SCIACK! IL DITO NELL’OCCHIO AL CINEMA. “Il primo re” di Matteo Rovere (2018)

di Roberto Bolzan


La lingua italiana non ha avuto chi la portasse nella modernità. Non ha avuto il suo Celine a renderla moderna e viva. La letteratura italiana, quella del dopoguerra, è antica, desueta. Gli ingegnerismi di Gadda, i Gozzano e perfino gli sperimentalismi di Piovene, così come gli altri, parlano ancora con la lingua del voi.
L’italiano moderno attende il suo Alighieri ma invano, credo. La storia d’Italia è cantonale, meglio ancora comunale e sono le mille sfumature del dialetto ad essere veramente lingua. Nella lingua parlata certamente no ma la letteratura precede sempre e dona la visione dei tempi che verranno.

Tant’è che, nel bene e nel molto male, finiti gli anni eroici, il cinema italiano è ugualmente rimasto vivo grazie alla parlata dialettale, e solo negli accenti regionali e locali si esprime veramente.
L’italiano del cinema è bisbigliato, intensificato nel significato e nel significante, dialoghi da tesi di laurea, personaggi di un tempo borghese ormai andato o macchiette comiche.
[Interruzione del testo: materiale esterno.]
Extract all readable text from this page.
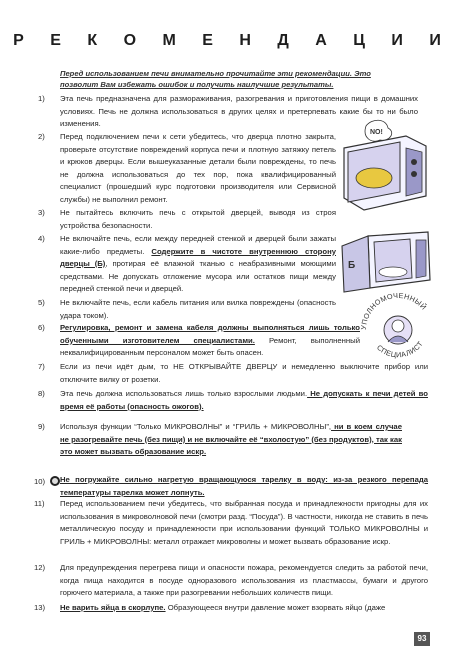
Р Е К О М Е Н Д А Ц И И
Перед использованием печи внимательно прочитайте эти рекомендации. Это позволит Вам избежать ошибок и получить наилучшие результаты.
1) Эта печь предназначена для размораживания, разогревания и приготовления пищи в домашних условиях. Печь не должна использоваться в других целях и претерпевать какие бы то ни было изменения.
2) Перед подключением печи к сети убедитесь, что дверца плотно закрыта, проверьте отсутствие повреждений корпуса печи и плотную затяжку петель и крюков дверцы. Если вышеуказанные детали были повреждены, то печь не должна использоваться до тех пор, пока квалифицированный специалист (прошедший курс подготовки производителя или Сервисной службы) не выполнил ремонт.
3) Не пытайтесь включить печь с открытой дверцей, выводя из строя устройства безопасности.
4) Не включайте печь, если между передней стенкой и дверцей были зажаты какие-либо предметы. Содержите в чистоте внутреннюю сторону дверцы (Б), протирая её влажной тканью с неабразивными моющими средствами. Не допускать отложение мусора или остатков пищи между передней стенкой печи и дверцей.
5) Не включайте печь, если кабель питания или вилка повреждены (опасность удара током).
6) Регулировка, ремонт и замена кабеля должны выполняться лишь только обученными изготовителем специалистами. Ремонт, выполненный неквалифицированным персоналом может быть опасен.
7) Если из печи идёт дым, то НЕ ОТКРЫВАЙТЕ ДВЕРЦУ и немедленно выключите прибор или отключите вилку от розетки.
8) Эта печь должна использоваться лишь только взрослыми людьми. Не допускать к печи детей во время её работы (опасность ожогов).
9) Используя функции “Только МИКРОВОЛНЫ” и “ГРИЛЬ + МИКРОВОЛНЫ”, ни в коем случае не разогревайте печь (без пищи) и не включайте её “вхолостую” (без продуктов), так как это может вызвать образование искр.
10) Не погружайте сильно нагретую вращающуюся тарелку в воду: из-за резкого перепада температуры тарелка может лопнуть.
11) Перед использованием печи убедитесь, что выбранная посуда и принадлежности пригодны для их использования в микроволновой печи (смотри разд. “Посуда”). В частности, никогда не ставить в печь металлическую посуду и принадлежности при использовании функций ТОЛЬКО МИКРОВОЛНЫ и ГРИЛЬ + МИКРОВОЛНЫ: металл отражает микроволны и может вызвать образование искр.
12) Для предупреждения перегрева пищи и опасности пожара, рекомендуется следить за работой печи, когда пища находится в посуде одноразового использования из пластмассы, бумаги и другого горючего материала, а также при разогревании небольших количеств пищи.
13) Не варить яйца в скорлупе. Образующееся внутри давление может взорвать яйцо (даже
NO!
Б
УПОЛНОМОЧЕННЫЙ
СПЕЦИАЛИСТ
93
Il colpo di genio di Rovere è di usare il latino. Il protolatino bisbigliato ha un effetto totalmente diverso dall’equivalente in italiano e nasconde gli effetti di una recitazione scolastica ed inadatta. La rende invece interessante, soprattutto per chi volesse richiamare qualche eco del liceo..

La storia, Romolo e Remo che combattono contro gli Albani e fondano Roma con il sacrificio di sangue richiesto dagli dei, è bellissima. Il mito è rappresentato senza sussiego, la storia sacra che si fa nella carne e nel sangue degli uomini.
Poi Rovere ha intelligenza e sa come mettere la dose giusta di sangue e raccapriccio. Il contesto igienico-sanitario è desolante, gli attori spettinati e barbuti hanno il fisico. Luci, costumi e scenografia non deludono, anzi.

Il film dura due ore. Passano veloci e piacevoli.